Énora, le sourire crispé, enchaîne différents sujets dans une seule phrase, les superpose afin de créer une légère diversion.

Caroline éprouve de la compassion, du chagrin pour son amie. Que peut-elle faire pour elle ? Elle semble si forte, si sûre d’elle, épanouie. Seuls ceux qui la connaissent personnellement - elle, son passé et sa famille - peuvent voir à travers les filtres, remarquer que c’est seulement du cache-misère éphémère. Elle a posé de l’enduit de rebouchage partout où il y avait des trous : des trous de peine, de larmes, de douleurs, d’abandon. Elle la respecte beaucoup trop pour s’acharner, pour en savoir plus. Elles se sont perdues de vue un certain temps, mais leur amitié reste solide.

Caroline idolâtre littéralement son amie. Sa franchise qui a pu parfois la mettre dans des situations plutôt cocasses est classée dans le top trois des qualités d’Énora. La façon qu’elle a d’écouter sans juger, essayer de trouver des solutions, même lorsqu'il n’y en a pas, est une valeur qu'elle apprécie fortement.

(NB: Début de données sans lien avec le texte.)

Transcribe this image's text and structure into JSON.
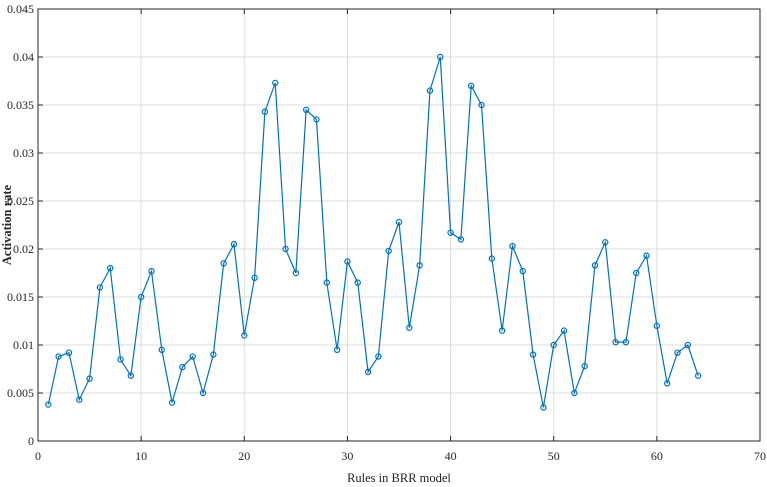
{
  "chart_data": {
    "type": "line",
    "xlabel": "Rules in BRR model",
    "ylabel": "Activation rate",
    "xlim": [
      0,
      70
    ],
    "ylim": [
      0,
      0.045
    ],
    "grid": true,
    "x_ticks": [
      0,
      10,
      20,
      30,
      40,
      50,
      60,
      70
    ],
    "y_ticks": [
      0,
      0.005,
      0.01,
      0.015,
      0.02,
      0.025,
      0.03,
      0.035,
      0.04,
      0.045
    ],
    "x_tick_labels": [
      "0",
      "10",
      "20",
      "30",
      "40",
      "50",
      "60",
      "70"
    ],
    "y_tick_labels": [
      "0",
      "0.005",
      "0.01",
      "0.015",
      "0.02",
      "0.025",
      "0.03",
      "0.035",
      "0.04",
      "0.045"
    ],
    "line_color": "#0072BD",
    "marker": "circle",
    "series": [
      {
        "x": [
          1,
          2,
          3,
          4,
          5,
          6,
          7,
          8,
          9,
          10,
          11,
          12,
          13,
          14,
          15,
          16,
          17,
          18,
          19,
          20,
          21,
          22,
          23,
          24,
          25,
          26,
          27,
          28,
          29,
          30,
          31,
          32,
          33,
          34,
          35,
          36,
          37,
          38,
          39,
          40,
          41,
          42,
          43,
          44,
          45,
          46,
          47,
          48,
          49,
          50,
          51,
          52,
          53,
          54,
          55,
          56,
          57,
          58,
          59,
          60,
          61,
          62,
          63,
          64
        ],
        "values": [
          0.0038,
          0.0088,
          0.0092,
          0.0043,
          0.0065,
          0.016,
          0.018,
          0.0085,
          0.0068,
          0.015,
          0.0177,
          0.0095,
          0.004,
          0.0077,
          0.0088,
          0.005,
          0.009,
          0.0185,
          0.0205,
          0.011,
          0.017,
          0.0343,
          0.0373,
          0.02,
          0.0175,
          0.0345,
          0.0335,
          0.0165,
          0.0095,
          0.0187,
          0.0165,
          0.0072,
          0.0088,
          0.0198,
          0.0228,
          0.0118,
          0.0183,
          0.0365,
          0.04,
          0.0217,
          0.021,
          0.037,
          0.035,
          0.019,
          0.0115,
          0.0203,
          0.0177,
          0.009,
          0.0035,
          0.01,
          0.0115,
          0.005,
          0.0078,
          0.0183,
          0.0207,
          0.0103,
          0.0103,
          0.0175,
          0.0193,
          0.012,
          0.006,
          0.0092,
          0.01,
          0.0068
        ]
      }
    ]
  }
}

« Il n’y a pas de petites préoccupations, pas de petites peines, ou de petits problèmes, tout est important ! » affirme toujours la commerçante avec conviction.

Même submergée par le travail ou noyée par ses propres débordements émotionnels, elle arrive à trouver du temps « pour les gens qui ont du cœur ».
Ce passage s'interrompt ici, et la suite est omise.